Unfortunately, film cameras require flat focal planes because the glass plane is flat. You could, I suppose, try to make a curved glass film plane, but you’d want it made very precisely. And then you couldn’t easily see the image. Or make prints, or whatever. The same thing carries through to CCDs and other solid-state imaging surfaces. They’re muxch easier to make accurately and tightly packed when they’re flat. Fortunately, all the effort going into flat-field cameras means that there’s plenty of technology experience in majking thingsd that produce planar images. (But I firmly believe that, in some future of precision nonplanar micromanufacturing, someone’s going to start building cameras with curved image planes, like eyeballs.)
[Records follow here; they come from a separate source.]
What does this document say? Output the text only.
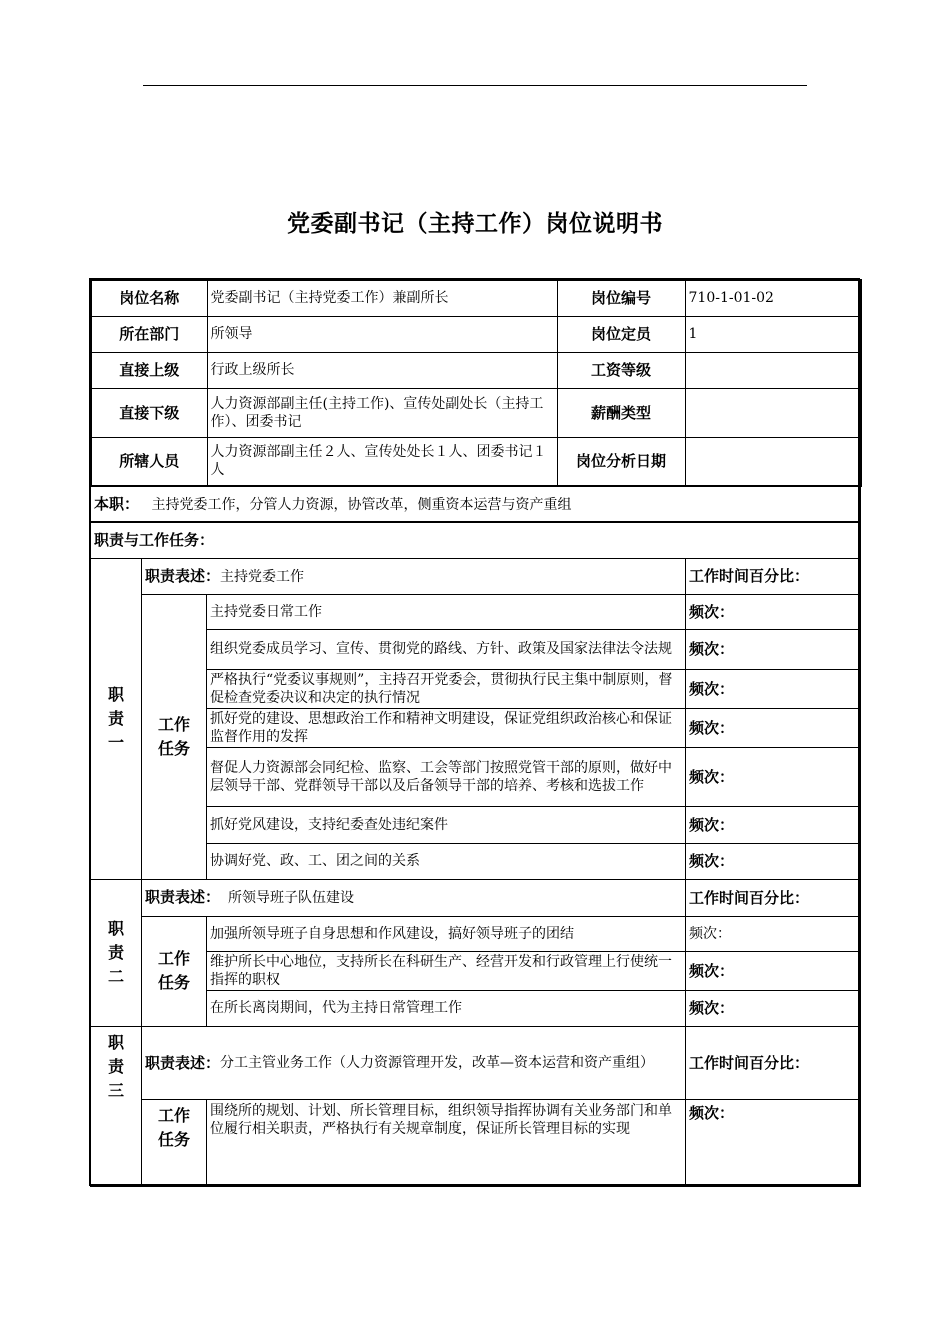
党委副书记（主持工作）岗位说明书
岗位名称	党委副书记（主持党委工作）兼副所长	岗位编号	710-1-01-02
所在部门	所领导	岗位定员	1
直接上级	行政上级所长	工资等级	
直接下级	人力资源部副主任(主持工作)、宣传处副处长（主持工作）、团委书记	薪酬类型	
所辖人员	人力资源部副主任２人、宣传处处长１人、团委书记１人	岗位分析日期	
本职： 主持党委工作，分管人力资源，协管改革，侧重资本运营与资产重组			
职责与工作任务：			

职
责
一	职责表述：主持党委工作		工作时间百分比：

	工作
任务	主持党委日常工作	频次：
		组织党委成员学习、宣传、贯彻党的路线、方针、政策及国家法律法令法规	频次：
		严格执行“党委议事规则”，主持召开党委会，贯彻执行民主集中制原则，督促检查党委决议和决定的执行情况	频次：
		抓好党的建设、思想政治工作和精神文明建设，保证党组织政治核心和保证监督作用的发挥	频次：
		督促人力资源部会同纪检、监察、工会等部门按照党管干部的原则，做好中层领导干部、党群领导干部以及后备领导干部的培养、考核和选拔工作	频次：
		抓好党风建设，支持纪委查处违纪案件	频次：
		协调好党、政、工、团之间的关系	频次：

职
责
二	职责表述： 所领导班子队伍建设		工作时间百分比：

	工作
任务	加强所领导班子自身思想和作风建设，搞好领导班子的团结	频次：
		维护所长中心地位，支持所长在科研生产、经营开发和行政管理上行使统一指挥的职权	频次：
		在所长离岗期间，代为主持日常管理工作	频次：

职
责
三	职责表述：分工主管业务工作（人力资源管理开发，改革—资本运营和资产重组）		工作时间百分比：

	工作
任务	围绕所的规划、计划、所长管理目标，组织领导指挥协调有关业务部门和单位履行相关职责，严格执行有关规章制度，保证所长管理目标的实现	频次：
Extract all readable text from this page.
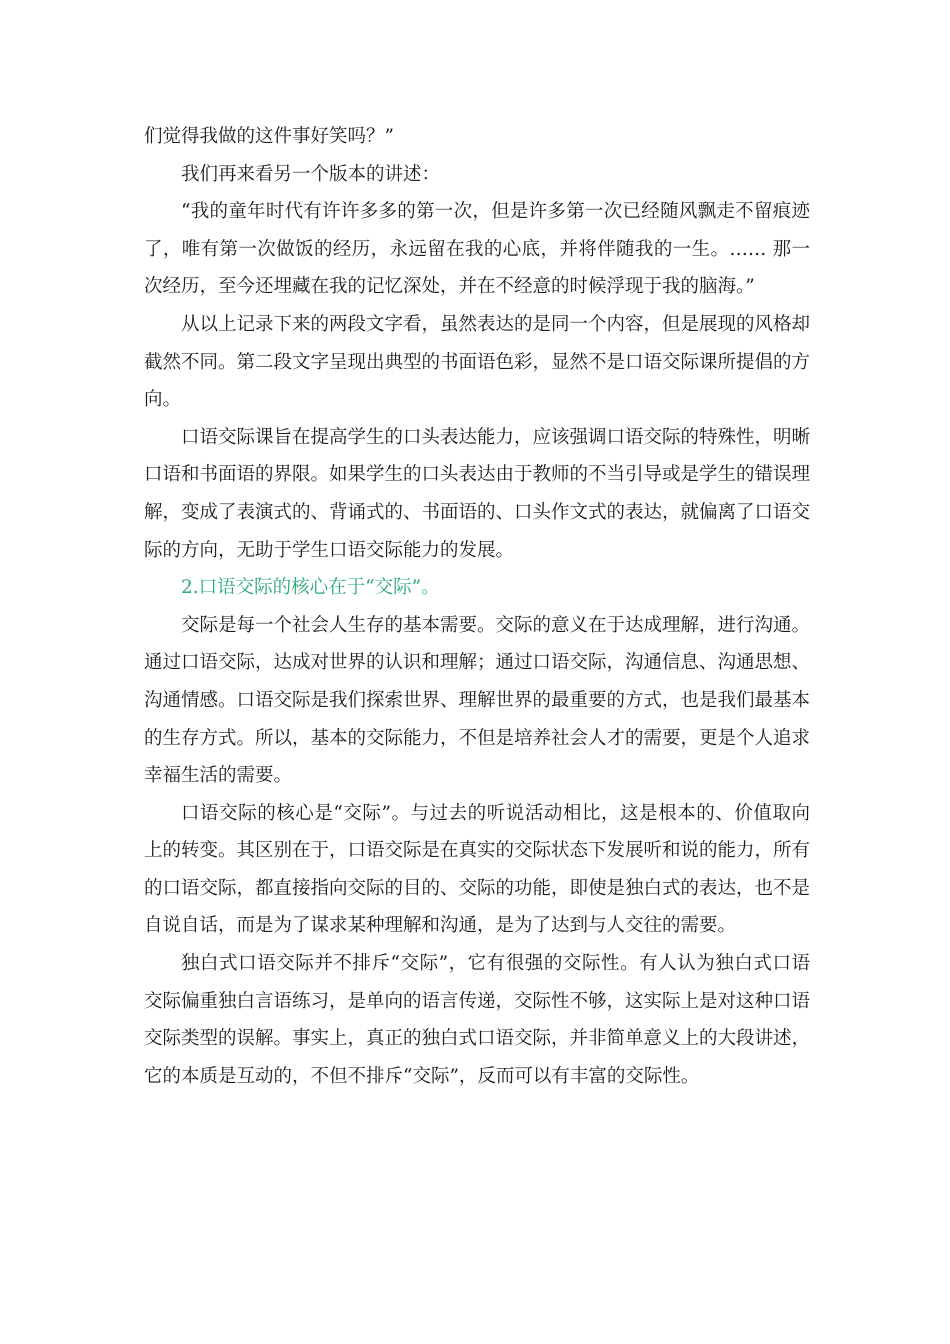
们觉得我做的这件事好笑吗？”

我们再来看另一个版本的讲述：

“我的童年时代有许许多多的第一次，但是许多第一次已经随风飘走不留痕迹了，唯有第一次做饭的经历，永远留在我的心底，并将伴随我的一生。…… 那一次经历，至今还埋藏在我的记忆深处，并在不经意的时候浮现于我的脑海。”

从以上记录下来的两段文字看，虽然表达的是同一个内容，但是展现的风格却截然不同。第二段文字呈现出典型的书面语色彩，显然不是口语交际课所提倡的方向。

口语交际课旨在提高学生的口头表达能力，应该强调口语交际的特殊性，明晰口语和书面语的界限。如果学生的口头表达由于教师的不当引导或是学生的错误理解，变成了表演式的、背诵式的、书面语的、口头作文式的表达，就偏离了口语交际的方向，无助于学生口语交际能力的发展。

2.口语交际的核心在于“交际”。

交际是每一个社会人生存的基本需要。交际的意义在于达成理解，进行沟通。通过口语交际，达成对世界的认识和理解；通过口语交际，沟通信息、沟通思想、沟通情感。口语交际是我们探索世界、理解世界的最重要的方式，也是我们最基本的生存方式。所以，基本的交际能力，不但是培养社会人才的需要，更是个人追求幸福生活的需要。

口语交际的核心是“交际”。与过去的听说活动相比，这是根本的、价值取向上的转变。其区别在于，口语交际是在真实的交际状态下发展听和说的能力，所有的口语交际，都直接指向交际的目的、交际的功能，即使是独白式的表达，也不是自说自话，而是为了谋求某种理解和沟通，是为了达到与人交往的需要。

独白式口语交际并不排斥“交际”，它有很强的交际性。有人认为独白式口语交际偏重独白言语练习，是单向的语言传递，交际性不够，这实际上是对这种口语交际类型的误解。事实上，真正的独白式口语交际，并非简单意义上的大段讲述，它的本质是互动的，不但不排斥“交际”，反而可以有丰富的交际性。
The easiest way to keep everything in focus over a plane is to make your aperture really small, “stopping it down” as small as you can. This increases your depth of field, as noted, and keeps everything in focus over the whole rangeI the extreme case of a pinhole camera, the image is always in focus, regardless of its distance from the pinhole, and you don’t even need a lens. The drawback is that you don’t get much light through the pinhole.
So if you want a lot of light through your lens, you need a large aperture, and now, if your lens is a simple one with only one element, your image surface is curved, so a flat film plane gets fuzzy as you get farther from thecenter.
Again, as noted above, you use a lens with more than one element, adjusting distances, curvatures, and lens materials so that you introduce what are, from the point of view of the ideal curved image surface, aberrations. But you design these aberrations so that they bring that image into good focus in a flat image plane. This really isn’t a trivial problem, and it gets harder as your aperture gets larger (to let in more light) and you want to fix things over a larger film area and have it work throughout the visible spectrum. Each surface, thickness, and glass type adds another variable you can tweak to get the result correct for all angles of incidence and for all points on the film plane. Nowadays you can also use aspheric surfaces (like that Schmidt Corrector Plate mentioned above) and gradient-index optics as additional variables, but it’s still cheapest and easiest if you can design something that uses standard glass types and all-spherical surfaces. That’s a lot of number crunching, and it used to be done by hand. Nowadays, optical design software is invariably used. These can be set up to perform outrageous numbers of calculations and to automatically vary the lens parameters to optimize your solution for a really good flat-field weide=aperture lens. Building it will probably be the longest and most expensive part.